Dowling tries to keep his marriage going with techniques gleaned from therapists or celebrity couples. After discovering “whisper therapy” (Madonna and Guy Ritchie were doing it), Dowling sneaks up behind his wife and murmurs “You are special” in her ear. She smacks him over the head with a hairbrush and shouts, “What the f— are you doing?” These efforts don’t always go well, but “there is value in the occasional lame gesture and the half-assed experiment,” he decides. “It shows you’re trying.”

Often, trying is all there is. When his mother-in-law dies, Dowling is unsure how to comfort his devastated wife. “You might as well go and get the car inspected,” she finally says. “Really?” he responds, presumably thinking he should stay at her side. “Go on,” she decides. “We’ll never get another appointment.” And Dowling goes on because “sometimes, as a husband, you can offer no better help than to do as you are asked.”

During his years as a freelance writer, Dowling spent plenty of time at home with his young boys. But he feels just as inadequate as a father, whether pushing bike skills way too early, forgetting to help the boys pick a favorite team (“We’re Chelsea supporters,” his 9-year-old informs him) or getting everyone sunburned at a music festival. Though he revels in the “sheer, unadulterated presence” he offers his kids, he knows that “there is, of course, nothing remotely heroic about a father looking after his own children — especially not the way I do it.”

Though he laments this age of “The End of Men,” Dowling has not written a mansplaining manual or a How to Have It All book for dudes. It’s more How to Hold On to the Best Thing You’ve Got. While some guys may read portions aloud to their spouses — “See, it’s not just me!” — I suspect most of us will discreetly take a few notes and maybe even try some things out. Note to shoppers: This book is a great Valentine’s Day gift for today’s chronically disappointing husband.

Dowling recoils from the “self-help book” label. “Do not be like me,” he stresses. But in one way, we do want to be like him. Dowling’s wife — identified in the text only as “the English girl” or “my wife,” but revealed as “Sophie” in the dedication — comes off as one of those irresistible British television characters, never as cool in the American version of the show. The English girl is smart and sexy, funny but terrifying, foul-mouthed but loving with her family. If she has stuck with him, Dowling must be doing something right. Or maybe that’s just how she appears in her husband’s eyes, in which case they’re both doing something right.

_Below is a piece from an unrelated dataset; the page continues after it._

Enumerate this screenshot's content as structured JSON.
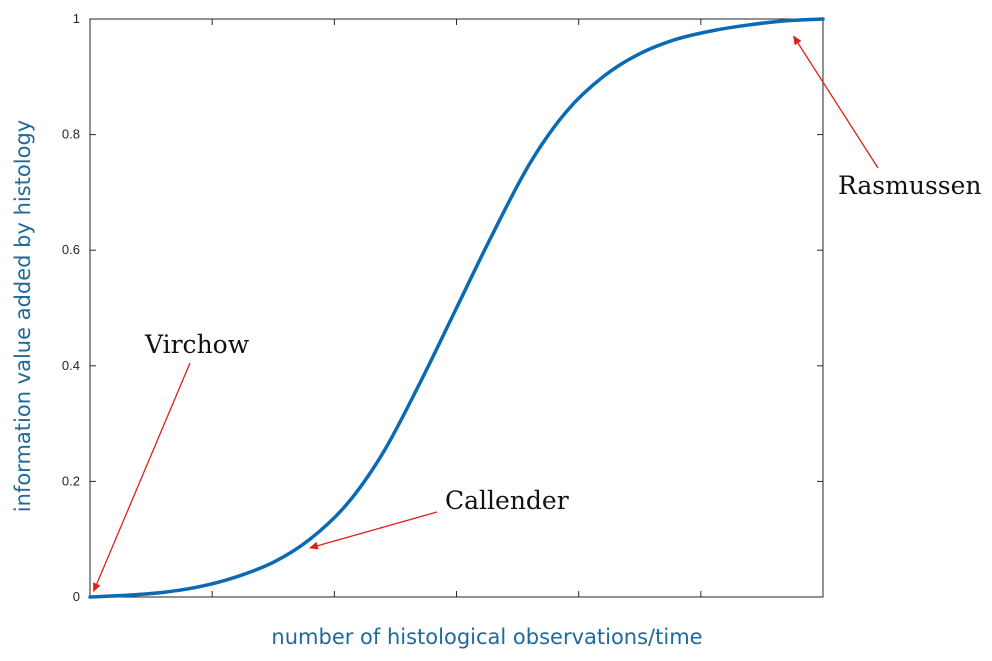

No, Dowling and Sophie don’t have one of those “I love you . . . I love you, too” marriages; they’re more of a “You’ll be sorry when I’m dead” couple. But for those moments when life together gets overwhelming, Dowling offers one perfect piece of advice: “Never underestimate the tremendous healing power of sitting down together from time to time to speak frankly and openly about the marital difficulties facing other couples you know.”